Le Point – Publié le – Modifié le
Les plaidoiries de la partie civile doivent se poursuivre jeudi matin avec les avocats de Jonathan Delay avant le réquisitoire de l’avocat général.
Les avocats de Chérif et Dimitri Delay ont plaidé mercredi la culpabilité de Daniel Legrand, un des acquittés d’Outreau, qui répond d’accusations de pédophilie datant de sa minorité, en tentant notamment de retourner contre lui des aveux sur lesquels il était ensuite revenu, affirmant avoir voulu montrer que ses accusateurs mentaient. « L’aveu n’est pas la reine des preuves… Par contre, faut voir la nature de l’aveu ! Et les précisions, et les détails… Parce que vous avez quand même des coupables qui ont le droit d’avouer : le fait qu’ils avouent ne les fait pas innocents… », a ironisé Me Léon-Lef Forster, avocat de Dimitri et Chérif Delay.
« On m’a proposé de faire ça pour l’argent… » a poursuivi l’avocat en citant une partie des aveux de Daniel Legrand. « On peut reconnaître sans donner ces détails, on peut dire : J’y étais, et si on ne sait pas ce qui s’y passait, on peut reconnaître sans donner d’honoraires… », a poursuivi Me Forster. « En garde à vue, il (Daniel Legrand) est dans le déni, mais il y a quelqu’un qui le reconnaît », déclare pour sa part Me Yves Monerris, avocat de Chérif Delay. C’est peut-être ce qui a conduit Daniel Legrand, selon l’avocat, à se dire : « Je suis acculé, faut peut-être que je m’exprime, que je dise ce qui s’est passé. » « Est-ce que, dans une stratégie un peu compliquée, qui m’échappe totalement, je vais parler du meurtre de la petite fille (que Daniel Legrand avait évoqué lors de ses aveux, NDLR), tout le monde va se réveiller… ? » a poursuivi Me Monerris. « Comment, pour sauver ma peau, je vais faire des déclarations stupéfiantes et néanmoins circonstanciées ? »
Le « cri » de Chérif
Les deux avocats ont également appuyé leurs plaidoiries sur les paroles des enfants parties civiles qui n’avaient pas reconnu Daniel Legrand pendant les procès de l’affaire en 2004 et 2005 mais avaient néanmoins cité son nom, et celui de son père homonyme – décédé depuis -, pendant l’instruction.

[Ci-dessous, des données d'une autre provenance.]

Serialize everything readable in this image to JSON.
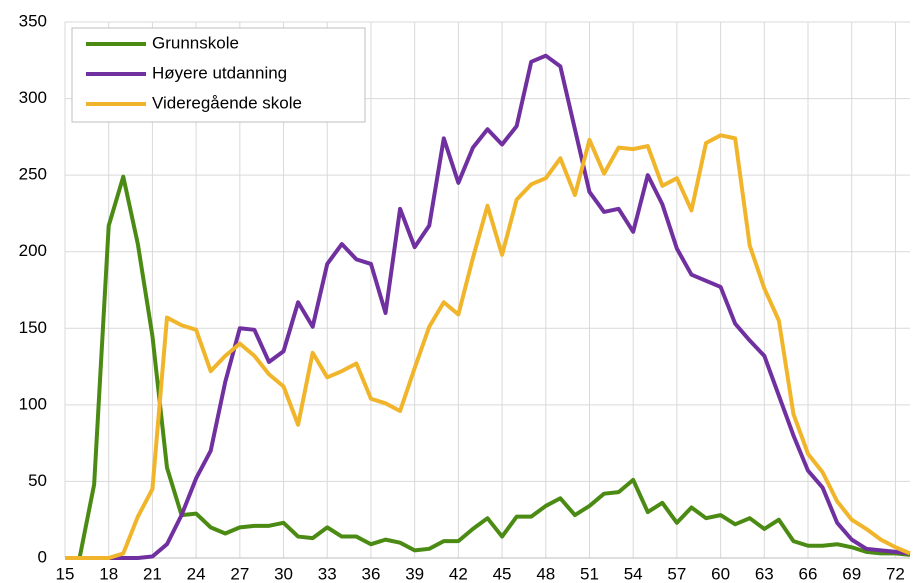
{
  "chart_data": {
    "type": "line",
    "x": [
      15,
      16,
      17,
      18,
      19,
      20,
      21,
      22,
      23,
      24,
      25,
      26,
      27,
      28,
      29,
      30,
      31,
      32,
      33,
      34,
      35,
      36,
      37,
      38,
      39,
      40,
      41,
      42,
      43,
      44,
      45,
      46,
      47,
      48,
      49,
      50,
      51,
      52,
      53,
      54,
      55,
      56,
      57,
      58,
      59,
      60,
      61,
      62,
      63,
      64,
      65,
      66,
      67,
      68,
      69,
      70,
      71,
      72,
      73
    ],
    "series": [
      {
        "name": "Grunnskole",
        "color": "#4b8b13",
        "values": [
          0,
          0,
          48,
          217,
          249,
          205,
          145,
          59,
          28,
          29,
          20,
          16,
          20,
          21,
          21,
          23,
          14,
          13,
          20,
          14,
          14,
          9,
          12,
          10,
          5,
          6,
          11,
          11,
          19,
          26,
          14,
          27,
          27,
          34,
          39,
          28,
          34,
          42,
          43,
          51,
          30,
          36,
          23,
          33,
          26,
          28,
          22,
          26,
          19,
          25,
          11,
          8,
          8,
          9,
          7,
          4,
          3,
          3,
          2
        ]
      },
      {
        "name": "Høyere utdanning",
        "color": "#7030a0",
        "values": [
          0,
          0,
          0,
          0,
          0,
          0,
          1,
          9,
          28,
          52,
          70,
          115,
          150,
          149,
          128,
          135,
          167,
          151,
          192,
          205,
          195,
          192,
          160,
          228,
          203,
          217,
          274,
          245,
          268,
          280,
          270,
          282,
          324,
          328,
          321,
          280,
          239,
          226,
          228,
          213,
          250,
          231,
          202,
          185,
          181,
          177,
          153,
          142,
          132,
          106,
          80,
          57,
          46,
          23,
          12,
          6,
          5,
          4,
          3
        ]
      },
      {
        "name": "Videregående skole",
        "color": "#f0b52a",
        "values": [
          0,
          0,
          0,
          0,
          3,
          27,
          45,
          157,
          152,
          149,
          122,
          132,
          140,
          132,
          120,
          112,
          87,
          134,
          118,
          122,
          127,
          104,
          101,
          96,
          124,
          151,
          167,
          159,
          196,
          230,
          198,
          234,
          244,
          248,
          261,
          237,
          273,
          251,
          268,
          267,
          269,
          243,
          248,
          227,
          271,
          276,
          274,
          204,
          176,
          155,
          94,
          68,
          56,
          37,
          25,
          19,
          12,
          7,
          3
        ]
      }
    ],
    "xlim": [
      15,
      73
    ],
    "xticks": [
      15,
      18,
      21,
      24,
      27,
      30,
      33,
      36,
      39,
      42,
      45,
      48,
      51,
      54,
      57,
      60,
      63,
      66,
      69,
      72
    ],
    "ylim": [
      0,
      350
    ],
    "yticks": [
      0,
      50,
      100,
      150,
      200,
      250,
      300,
      350
    ],
    "grid": true,
    "legend": "top-left"
  }
}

Chérif, Dimitri et Jonathan Delay ont en outre tous les trois, pour la première fois lors du procès de Rennes, désigné Daniel Legrand comme ayant participé aux agressions sexuelles et viols dont ils ont été victimes enfants. Leurs parents et un couple de voisins ont été condamnés en 2004 pour ces viols. « Je ne dis pas que la parole de l’enfant est sainte » mais « entre « rien ne doit être retenu » et « tout doit être retenu », il y a quand même un fossé », a estimé Me Forster en référence aux nombreux débats, pendant les 11 jours d’audience, sur cette question. « Ils sont brisés : chacun s’exprime comme il peut mais au moins, si ce procès avait une raison d’être, cela a été la possibilité pour eux d’exprimer » ce qu’ils ont vécu, a-t-il ajouté. Chérif « c’était un cri », « Dimitri a eu du mal à commencer à parler, peu à peu sa parole venait… Pour la première fois depuis des années il a dormi une nuit entière : alors vous n’avez pas été là pour rien », a dit Me Forster à l’adresse des jurés, quatre femmes et deux hommes.
« Dany Legrand, d’où il le sort, Dimitri ? », a-t-il demandé, en référence à la première mention de ce nom dans l’instruction du juge Fabrice Burgaud, dans une liste de noms d’agresseurs retranscrite par l’assistante familiale chez qui Dimitri Delay avait été placé. « Comment pourrait-il donner le nom de quelqu’un qu’il n’a jamais vu ? C’est élémentaire, on peut tourner autour du dossier, cet élément est insurmontable », a estimé l’avocat. « Si vous avez un doute, vous acquitterez M. Daniel Legrand parce que c’est la règle fondamentale de la République : s’il y a un doute, il doit profiter à l’accusé », a rappelé Me Forster.
Les plaidoiries de la partie civile doivent se poursuivre jeudi matin avec les avocats de Jonathan Delay avant le réquisitoire de l’avocat général. Celui-ci n’a pas caché son intention de plaider l’acquittement de Daniel Legrand, déjà acquitté en 2005 comme l’avaient été douze autres des dix-sept accusés de cette affaire, qualifiée de « fiasco judiciaire ».